Boeing appears to have shifted gears on its marketing strategy for the 787, breaking with a strictly closed-door policy and giving reporters and investors unprecedented access to the Dreamliner's final assembly centre in Everett, Washington.
Following on from the Everett event, in June journalists will be able to tour more 787 production facilities in Charleston, South Carolina, and Wichita, Kansas.
This new openness follows Boeing's year-long struggles with supply chain and design issues that caused a 15-month delay for first delivery and a two-year slowdown on the production ramp-up.
Some analysts perceived a long-awaited strategic change in marketing philosophy.
"Boeing lost a lot of credibility, not just because of the delays, but because they failed to communicate," says Richard Aboulafia, vice-president analysis at Teal Group. "Being transparent is in itself a great step, partly because they're putting a lot of their faces and names behind their guidance."
Boeing's latest revised schedule calls for a first flight between October and December and first delivery in the third quarter of 2009. The schedule also requires the first 25 aircraft to delivered by the end of 2009, and a slow production ramp-up to 10 aircraft a month by 2010.
"They're kind of playing double or nothing on the credibility game," Aboulafia says. "If the current schedule works, they gain much of it back. If it goes badly awry, they lose much of what they had left."
Boeing's immediate focus is completing structural and systems work required to enter the flight test phase. Pat Shanahan, 787 vice-president and general manager, has provided a new level of granularity on Boeing's preparations. Minutes before making a presentation to investors on 21 May, he reported receiving an email from his staff informing him that windshield birdstrike testing had been completed earlier that morning. Ten per cent of the programme's structural test remains unfinished, he added.

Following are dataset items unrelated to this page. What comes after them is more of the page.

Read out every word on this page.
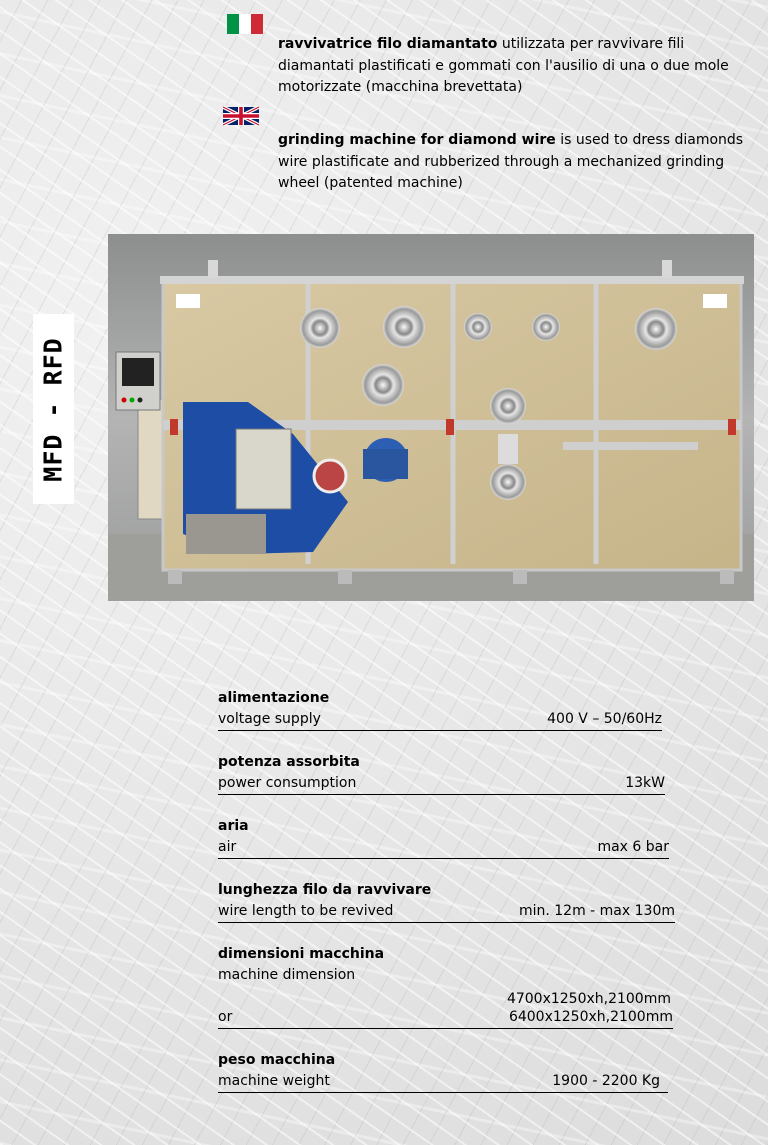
ravvivatrice filo diamantato utilizzata per ravvivare fili diamantati plastificati e gommati con l'ausilio di una o due mole motorizzate (macchina brevettata)
grinding machine for diamond wire is used to dress diamonds wire plastificate and rubberized through a mechanized grinding wheel (patented machine)
MFD - RFD
alimentazione
voltage supply	400 V – 50/60Hz
potenza assorbita
power consumption	13kW
aria
air	max 6 bar
lunghezza filo da ravvivare
wire length to be revived	min. 12m - max 130m
dimensioni macchina
machine dimension
4700x1250xh,2100mm
or	6400x1250xh,2100mm
peso macchina
machine weight	1900 - 2200 Kg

"The results so far really have exceed our expectations. You would expect to find anomalies and that has not been the case."
The 787 systems package is also progressing towards flight-ready status. Shanahan reported two major items that remain undelivered: the Hamilton Sundstrand power supply unit and the Sagem electric brake actuator controller.
Boeing had previously acknowledged that the twinjet has a 1-2% weight problem, and this remains at least partially unresolved, says Shanahan: "Weight is still a little bit over." Boeing is planning to integrate a first batch of weight reduction initiatives in line 7 and "most of that is out in the wings", he says.
A second major batch of incremental improvements is scheduled for line 20, and more will continue to be designed into the aircraft throughout the development cycle.